L’animale femmina, di Emanuela Canepa
Gli studi universitari che vanno a rilento, una relazione con un uomo sposato e un lavoro malpagato. Rosita vive così, in perenne bilico tra la determinazione, che sette anni prima l’ha spinta a lasciare il paesino del sud dove è nata per studiare a Padova, e la paura di non bastare a sé stessa.
È la vigilia di Natale quando conosce per caso l’avvocato Lepore, un uomo non più giovane che le chiede di lavorare part time come segretaria nel suo studio garantendole uno stipendio dignitoso e il tempo necessario per frequentare le lezioni a all’università.

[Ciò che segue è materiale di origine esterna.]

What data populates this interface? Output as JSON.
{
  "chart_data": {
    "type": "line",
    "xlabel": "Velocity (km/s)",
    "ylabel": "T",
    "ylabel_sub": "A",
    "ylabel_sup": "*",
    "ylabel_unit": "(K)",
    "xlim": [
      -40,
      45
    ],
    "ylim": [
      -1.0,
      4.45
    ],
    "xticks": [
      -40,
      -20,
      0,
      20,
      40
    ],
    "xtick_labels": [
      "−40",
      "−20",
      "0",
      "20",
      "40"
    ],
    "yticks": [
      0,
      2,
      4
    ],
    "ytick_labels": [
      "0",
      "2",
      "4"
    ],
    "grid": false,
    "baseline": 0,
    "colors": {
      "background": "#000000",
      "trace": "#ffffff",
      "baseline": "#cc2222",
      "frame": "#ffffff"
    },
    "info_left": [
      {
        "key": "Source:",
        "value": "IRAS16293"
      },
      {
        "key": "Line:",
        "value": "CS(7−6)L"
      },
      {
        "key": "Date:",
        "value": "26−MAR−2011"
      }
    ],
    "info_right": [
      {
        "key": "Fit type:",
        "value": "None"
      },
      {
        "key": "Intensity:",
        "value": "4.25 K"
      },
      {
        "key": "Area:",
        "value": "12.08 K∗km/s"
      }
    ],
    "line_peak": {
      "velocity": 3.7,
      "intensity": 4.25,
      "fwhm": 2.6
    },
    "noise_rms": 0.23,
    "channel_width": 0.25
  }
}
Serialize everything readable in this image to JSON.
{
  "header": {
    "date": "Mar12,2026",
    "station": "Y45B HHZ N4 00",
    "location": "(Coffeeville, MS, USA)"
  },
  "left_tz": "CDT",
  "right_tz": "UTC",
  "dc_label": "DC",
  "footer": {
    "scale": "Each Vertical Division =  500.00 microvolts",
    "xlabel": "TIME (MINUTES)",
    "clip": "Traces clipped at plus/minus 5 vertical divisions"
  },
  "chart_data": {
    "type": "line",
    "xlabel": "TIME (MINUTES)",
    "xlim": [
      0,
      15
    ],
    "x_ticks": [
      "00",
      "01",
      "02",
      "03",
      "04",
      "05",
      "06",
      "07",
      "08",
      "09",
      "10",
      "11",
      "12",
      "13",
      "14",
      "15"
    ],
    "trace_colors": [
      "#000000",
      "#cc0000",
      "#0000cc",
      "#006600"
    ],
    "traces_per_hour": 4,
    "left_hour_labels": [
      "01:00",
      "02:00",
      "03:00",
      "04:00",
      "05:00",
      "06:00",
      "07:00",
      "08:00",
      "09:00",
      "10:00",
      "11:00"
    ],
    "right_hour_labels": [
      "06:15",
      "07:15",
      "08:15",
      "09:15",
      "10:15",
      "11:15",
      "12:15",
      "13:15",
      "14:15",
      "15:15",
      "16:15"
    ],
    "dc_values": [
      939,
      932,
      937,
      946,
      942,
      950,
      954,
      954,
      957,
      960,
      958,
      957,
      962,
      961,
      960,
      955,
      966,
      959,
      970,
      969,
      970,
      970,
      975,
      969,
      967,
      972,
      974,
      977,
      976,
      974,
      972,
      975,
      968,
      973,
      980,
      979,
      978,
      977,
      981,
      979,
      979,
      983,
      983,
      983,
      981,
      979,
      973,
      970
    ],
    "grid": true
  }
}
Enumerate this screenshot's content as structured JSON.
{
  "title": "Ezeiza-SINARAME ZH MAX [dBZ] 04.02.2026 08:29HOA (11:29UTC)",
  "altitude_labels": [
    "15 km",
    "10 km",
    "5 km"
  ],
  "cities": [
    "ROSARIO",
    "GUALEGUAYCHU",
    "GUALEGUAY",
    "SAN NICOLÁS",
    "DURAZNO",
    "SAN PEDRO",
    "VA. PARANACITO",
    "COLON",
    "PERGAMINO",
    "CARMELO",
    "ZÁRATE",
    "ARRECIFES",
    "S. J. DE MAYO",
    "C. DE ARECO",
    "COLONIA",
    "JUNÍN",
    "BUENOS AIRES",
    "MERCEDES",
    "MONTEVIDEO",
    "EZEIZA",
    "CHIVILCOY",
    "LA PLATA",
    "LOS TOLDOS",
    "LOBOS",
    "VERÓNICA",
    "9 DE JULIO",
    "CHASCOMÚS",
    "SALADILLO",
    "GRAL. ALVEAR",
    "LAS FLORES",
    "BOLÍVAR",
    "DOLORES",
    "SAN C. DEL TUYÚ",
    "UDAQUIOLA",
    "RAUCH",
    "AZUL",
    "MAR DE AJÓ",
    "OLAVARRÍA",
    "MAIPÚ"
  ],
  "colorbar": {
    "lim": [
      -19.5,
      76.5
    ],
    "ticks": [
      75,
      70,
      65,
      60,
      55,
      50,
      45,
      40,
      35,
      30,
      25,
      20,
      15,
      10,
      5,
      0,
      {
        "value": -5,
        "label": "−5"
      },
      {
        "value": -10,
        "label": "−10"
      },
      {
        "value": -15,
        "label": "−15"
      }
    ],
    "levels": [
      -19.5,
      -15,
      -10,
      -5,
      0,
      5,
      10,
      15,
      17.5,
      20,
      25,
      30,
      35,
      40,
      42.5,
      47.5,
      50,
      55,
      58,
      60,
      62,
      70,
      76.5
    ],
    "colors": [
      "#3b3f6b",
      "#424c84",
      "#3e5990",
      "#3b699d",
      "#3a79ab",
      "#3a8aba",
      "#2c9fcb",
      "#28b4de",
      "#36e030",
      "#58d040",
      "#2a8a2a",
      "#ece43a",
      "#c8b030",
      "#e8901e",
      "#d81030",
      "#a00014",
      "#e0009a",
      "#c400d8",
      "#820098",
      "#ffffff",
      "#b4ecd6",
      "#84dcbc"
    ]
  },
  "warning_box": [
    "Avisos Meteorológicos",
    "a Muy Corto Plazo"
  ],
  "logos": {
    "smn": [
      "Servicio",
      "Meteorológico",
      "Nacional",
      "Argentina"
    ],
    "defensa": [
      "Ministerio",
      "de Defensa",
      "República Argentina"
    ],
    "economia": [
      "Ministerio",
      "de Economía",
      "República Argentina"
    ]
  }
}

Qualcosa in Lepore non la convince del tutto, ma sceglie di ignorare l’inquietudine che prova e di seguire la prospettiva consolatoria di un cambiamento di vita.
L’animale femmina
Rosita si sente fuori luogo a partire da quando mette piede per la prima volta nello studio di Lepore e conosce la sua collega – la Callegari – una donna altera che dà evidentemente molta importanza alla sua immagine e che inizia subito a spiegarle le mansioni delle quali si dovrà occupare, non ultima quella di rivedere il suo abbigliamento decisamente dozzinale per il rango dei clienti coi quali dovrà interfacciarsi. Rosita accetta di buon grado di farsi prestare qualche vestito, e inaugura la nuova fase della sua esistenza che inizialmente sembra procedere senza troppi intoppi, ma che prende presto una piega inaspettata.
La ragazza non vede quasi mai Lepore, che sembra muoversi nelle stanze dello studio come uno spirito, ma ogni volta che lo incontra sente crescere in lei una forma di disagio data dal suo atteggiamento palesemente misogino. Ma c’è anche altro, non è solo l’approccio dell’avvocato a disturbarla, è qualcosa di più profondo, subdolo, qualcosa che le si insinua sottopelle e che la intrappola in un gioco psicologico di cui non comprende i confini.
Però la natura maschile è più lineare. L’uomo è un fesso abitudinario, meno incline a cercare assoluzioni sulla base del genere. le mie riserve sulle donne, invece, dipendono dal fatto che peccano avendo la pretesa di uscirne con la coscienza pulita. Questo le rende più interessanti. Più ridicole. E più perverse. Mi limito a prenderne atto.
Lepore è spietato nell’esibire il proprio pensiero, ma per quanto il suo atteggiamento umano e professionale sia lontano dall’etica di Rosita, la ragazza finisce per instaurare con lui un legame che rischia di diventare morboso, e che prende forma tra le pagine del romanzo.
Intenso e ferocemente verosimile, L’animale femmina è un libro che andrebbe letto non solo per la scrittura incisiva e piena, ma per la quantità di stimoli che genera scena dopo scena.
Sono molte le letture che si possono dare di questa storia, e quella della prepotenza del maschio verso la femmina è solo una e a mio parere nemmeno la più forte. Quello che mi ha colpito, ferito e commosso è stata la costruzione a doppio binario dei personaggi principali, che seguono ognuno una linea di genere ben precisa. Se la vita di Rosita è caratterizzata principalmente da presenze femminili – quella della madre invadente su tutte -, quella di Lepore è invece declinata quasi totalmente al maschile, e lo è da quando molti anni prima – lo sappiamo grazie a dei flashback -, un evento lo ha cambiato per sempre. Il modo in cui questi mondi dialogano, è la vera sorpresa del libro.
Canepa, Emanuela, L’animale femmina, Einaudi, 2018, pp. 260, euro 17,50
Emanuela Canepa è nata a Roma e vive a Padova, dove lavora come bibliotecaria. L’animale femmina (Einaudi 2018) è il suo romanzo d’esordio, con il quale ha vinto il Premio Calvino 2017. Tra le sue altre pubblicazioni: Insegnami la tempesta (Einaudi, 2020).